Activity slowed in the fall, and the market probably won't burn as bright as it did in 2015, a record year. But metro Denver home price gains should remain at the top of the charts nationally for a second year in a row.
"If the jobs are there, if the wages are there, if the overall confidence of the consumer is there — those are the key ingredients for a housing market," said Alex Villacorta, vice president of research and analytics at Clear Capital in Reno, Nev.
Clear Capital is forecasting that metro Denver home prices will rise 7.7 percent this year, after an 11.7 percent gain on its home data index in 2015.
U.S. home prices, which appreciated at a 6.5 percent pace in 2014 and a 5.1 percent pace in 2015, will gain only 1.4 percent in 2016, Clear Capital predicts. Against that backdrop, Denver will lead major metro areas for home price appreciation this year, followed by Dallas and Jacksonville, Fla., the company predicts.
Metro Denver's low 3.2 percent unemployment rate, 1.1 percent income growth and strong home price appreciation put it first on Zillow's "hottest housing markets" list for 2016.
Zillow considers Denver "hotter" than Seattle; Dallas-Fort Worth; Richmond, Va.; and Boise, Idaho.
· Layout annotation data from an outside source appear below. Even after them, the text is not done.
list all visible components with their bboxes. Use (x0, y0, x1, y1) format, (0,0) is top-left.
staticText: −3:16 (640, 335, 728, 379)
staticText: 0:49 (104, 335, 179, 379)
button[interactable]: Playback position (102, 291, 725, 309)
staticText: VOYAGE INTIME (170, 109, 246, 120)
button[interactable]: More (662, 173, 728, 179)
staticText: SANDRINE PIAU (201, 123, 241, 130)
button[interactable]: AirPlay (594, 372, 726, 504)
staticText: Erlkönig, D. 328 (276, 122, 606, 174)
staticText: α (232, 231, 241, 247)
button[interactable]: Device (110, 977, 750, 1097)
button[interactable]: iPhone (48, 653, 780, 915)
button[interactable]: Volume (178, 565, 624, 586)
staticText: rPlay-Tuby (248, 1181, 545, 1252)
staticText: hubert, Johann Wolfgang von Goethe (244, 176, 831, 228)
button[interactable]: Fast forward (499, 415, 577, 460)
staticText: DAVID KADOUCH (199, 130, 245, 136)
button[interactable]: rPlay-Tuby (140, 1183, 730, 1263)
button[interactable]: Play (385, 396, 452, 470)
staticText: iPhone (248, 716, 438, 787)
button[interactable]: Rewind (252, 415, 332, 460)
Seattle-based Zillow, like Clear Capital, is calling for slower home price gains nationally and in Denver. It forecasts a 5 percent gain in its Denver home price index this year, down from a sizzling 16 percent gain measured last year.
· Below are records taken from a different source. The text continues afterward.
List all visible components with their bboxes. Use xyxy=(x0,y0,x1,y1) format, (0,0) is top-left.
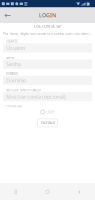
staticText: Senha xyxy=(6,61,21,68)
button[interactable]: Back xyxy=(0,8,16,23)
button[interactable]: Home xyxy=(32,183,63,200)
staticText: SERVIDOR SONS (PRIVADO) xyxy=(6,88,41,92)
staticText: SENHA xyxy=(6,56,14,59)
staticText: Por favor, digite seu usuário e senha co… xyxy=(3,31,92,36)
staticText: PROTOCOLO xyxy=(6,104,22,108)
staticText: Usuário xyxy=(6,44,25,52)
button[interactable]: Domínio xyxy=(3,76,92,85)
staticText: Mostrar conta (opcional) xyxy=(6,93,66,100)
staticText: ENTRAR xyxy=(40,120,54,126)
button[interactable]: UDP xyxy=(3,109,92,115)
staticText: USUÁRIO xyxy=(6,40,18,43)
staticText: DOMÍNIO xyxy=(6,72,18,76)
staticText: ← xyxy=(4,11,12,20)
button[interactable]: Mostrar conta (opcional) xyxy=(3,92,92,101)
button[interactable]: Senha xyxy=(3,59,92,69)
staticText: Domínio xyxy=(6,77,26,84)
button[interactable]: ENTRAR xyxy=(38,119,58,127)
staticText: UDP xyxy=(46,109,54,115)
staticText: ‹ xyxy=(78,187,80,196)
button[interactable]: Usuário xyxy=(3,43,92,53)
staticText: USE CONTA SIP xyxy=(34,24,61,29)
staticText: LOGIN xyxy=(39,12,56,19)
staticText: ▯ xyxy=(14,188,17,195)
staticText: ○ xyxy=(45,188,50,195)
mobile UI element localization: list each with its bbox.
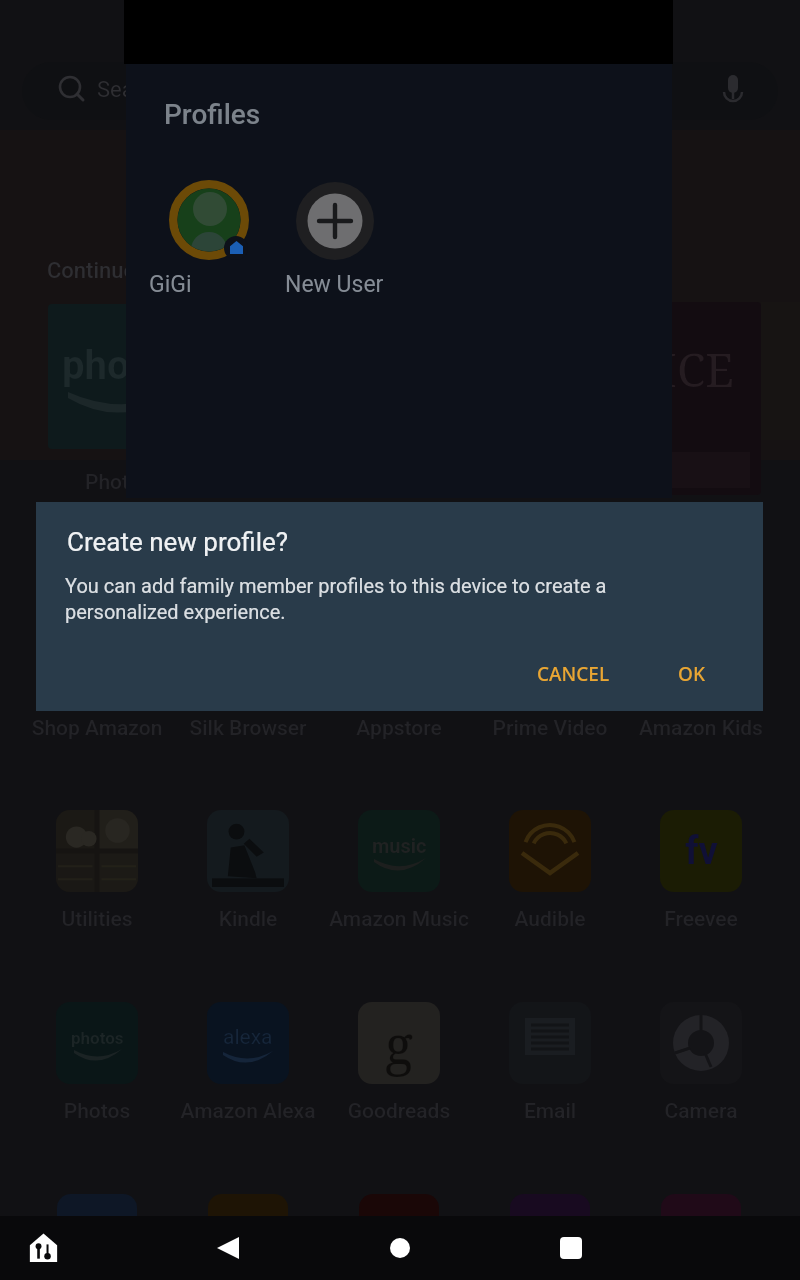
button[interactable]: Featured title (620, 302, 761, 495)
staticText: Continue (47, 258, 136, 284)
button[interactable]: Utilities (56, 810, 138, 892)
staticText: Goodreads (319, 1099, 479, 1124)
staticText: Appstore (319, 716, 479, 741)
button[interactable]: Search (22, 62, 778, 120)
button[interactable]: Back (188, 1216, 268, 1280)
button[interactable]: New User (296, 182, 374, 260)
staticText: Photos (17, 1099, 177, 1124)
button[interactable]: Camera (660, 1002, 742, 1084)
button[interactable]: Home (360, 1216, 440, 1280)
button[interactable]: Kindle (207, 810, 289, 892)
staticText: photos (62, 342, 186, 389)
staticText: GiGi (149, 271, 192, 298)
staticText: Prime Video (470, 716, 630, 741)
button[interactable]: Amazon Alexa (207, 1002, 289, 1084)
staticText: New User (285, 271, 384, 298)
staticText: photos (71, 1028, 124, 1048)
staticText: alexa (223, 1025, 273, 1050)
staticText: Photos (85, 470, 152, 495)
staticText: music (372, 834, 427, 857)
staticText: Email (470, 1099, 630, 1124)
button[interactable]: Goodreads (358, 1002, 440, 1084)
staticText: Kindle (168, 907, 328, 932)
button[interactable]: CANCEL (521, 650, 626, 698)
button[interactable]: Amazon Music (358, 810, 440, 892)
staticText: ICE (660, 338, 734, 401)
staticText: CANCEL (537, 661, 610, 687)
button[interactable]: Email (509, 1002, 591, 1084)
staticText: You can add family member profiles to th… (65, 574, 657, 623)
staticText: Amazon Music (319, 907, 479, 932)
staticText: Shop Amazon (17, 716, 177, 741)
staticText: Audible (470, 907, 630, 932)
button[interactable]: Photos app (48, 304, 200, 449)
button[interactable]: Recent apps (531, 1216, 611, 1280)
staticText: Camera (621, 1099, 781, 1124)
staticText: Silk Browser (168, 716, 328, 741)
staticText: Amazon Kids (621, 716, 781, 741)
staticText: OK (678, 661, 705, 687)
button[interactable]: Audible (509, 810, 591, 892)
button[interactable]: Photos (56, 1002, 138, 1084)
staticText: Freevee (621, 907, 781, 932)
staticText: Profiles (164, 98, 261, 131)
staticText: Utilities (17, 907, 177, 932)
staticText: Amazon Alexa (168, 1099, 328, 1124)
staticText: fv (685, 829, 718, 874)
button[interactable]: Smart home controls (19, 1223, 67, 1271)
button[interactable] (169, 180, 249, 260)
staticText: g (385, 1008, 413, 1079)
staticText: Search (97, 77, 165, 103)
button[interactable]: OK (662, 650, 721, 698)
button[interactable]: Freevee (660, 810, 742, 892)
staticText: Create new profile? (67, 527, 289, 557)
For many, including those who make a living buying and selling homes, the slower pace will come as a relief.
"We can't continue to sustain these year-over-year, double-digit increases over the long run," said Anthony Rael, chairman of the market trends committee at the Denver Metro Association of Realtors.
The Denver Post looked at statistics from REColorado, which owns the region's listing service, and DMAR to determine how 2015 compared to other hot stretches for housing since 1990.
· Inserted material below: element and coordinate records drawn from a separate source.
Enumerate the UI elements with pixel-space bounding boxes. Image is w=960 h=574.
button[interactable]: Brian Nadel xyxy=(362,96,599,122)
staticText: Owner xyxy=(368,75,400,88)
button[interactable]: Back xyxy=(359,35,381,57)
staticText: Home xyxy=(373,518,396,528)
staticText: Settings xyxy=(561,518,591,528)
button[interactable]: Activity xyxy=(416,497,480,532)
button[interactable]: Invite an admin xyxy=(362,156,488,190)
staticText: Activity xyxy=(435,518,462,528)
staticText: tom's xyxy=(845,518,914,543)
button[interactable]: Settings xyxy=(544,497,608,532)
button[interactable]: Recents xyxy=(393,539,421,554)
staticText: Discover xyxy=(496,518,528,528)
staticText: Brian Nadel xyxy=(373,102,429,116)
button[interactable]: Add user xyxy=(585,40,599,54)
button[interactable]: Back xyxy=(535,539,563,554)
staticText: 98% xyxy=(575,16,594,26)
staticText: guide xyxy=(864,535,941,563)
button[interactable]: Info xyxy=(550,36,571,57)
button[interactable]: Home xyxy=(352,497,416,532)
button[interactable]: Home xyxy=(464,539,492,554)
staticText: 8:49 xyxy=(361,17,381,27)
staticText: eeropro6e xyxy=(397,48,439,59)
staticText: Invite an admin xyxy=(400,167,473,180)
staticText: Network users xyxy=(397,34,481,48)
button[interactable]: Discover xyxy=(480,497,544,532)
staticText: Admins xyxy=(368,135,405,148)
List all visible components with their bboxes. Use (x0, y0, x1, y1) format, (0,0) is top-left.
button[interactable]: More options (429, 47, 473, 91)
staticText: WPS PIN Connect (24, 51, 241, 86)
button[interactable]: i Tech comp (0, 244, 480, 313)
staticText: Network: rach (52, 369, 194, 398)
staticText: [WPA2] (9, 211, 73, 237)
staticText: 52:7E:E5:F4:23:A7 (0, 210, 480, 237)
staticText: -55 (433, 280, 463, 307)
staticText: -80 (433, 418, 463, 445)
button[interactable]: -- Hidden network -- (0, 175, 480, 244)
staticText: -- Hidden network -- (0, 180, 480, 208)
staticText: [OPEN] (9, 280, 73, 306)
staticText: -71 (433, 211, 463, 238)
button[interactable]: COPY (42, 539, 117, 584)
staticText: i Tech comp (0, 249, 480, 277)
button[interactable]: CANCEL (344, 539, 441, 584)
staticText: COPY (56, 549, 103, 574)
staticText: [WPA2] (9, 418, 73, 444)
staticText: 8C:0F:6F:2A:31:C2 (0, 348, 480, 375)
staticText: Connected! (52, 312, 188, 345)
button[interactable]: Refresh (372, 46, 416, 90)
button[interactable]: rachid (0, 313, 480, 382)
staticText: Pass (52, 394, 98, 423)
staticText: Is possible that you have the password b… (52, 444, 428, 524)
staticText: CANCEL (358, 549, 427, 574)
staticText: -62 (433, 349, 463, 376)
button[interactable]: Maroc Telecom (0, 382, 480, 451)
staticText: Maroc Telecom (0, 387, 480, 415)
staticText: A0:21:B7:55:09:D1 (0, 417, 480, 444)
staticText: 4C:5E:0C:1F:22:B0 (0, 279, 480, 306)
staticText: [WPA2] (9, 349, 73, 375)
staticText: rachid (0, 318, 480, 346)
A record 55,509 homes were sold in metro Denver last year, marking the third straight year that home sales topped 50,000. The last time metro Denver had that kind of run was from 2004 through 2006.
That might raise concerns of a bubble ready to bust. But what sets the current market run apart from last decade's housing boom are how few homes are available for sale — under 4,400 at year's end in both 2014 and 2015, according to REColorado.
During the peak of last decade's housing boom, buyers had 23,000 listing on average to choose from at year's end. Looking at the 25-year average, an inventory of 13,430, three times current levels, is closer to the norm.
A key reason inventory is so tight is that new-home construction hasn't kept pace with theunexpectedly large number of people moving to the northern Front Range from other states.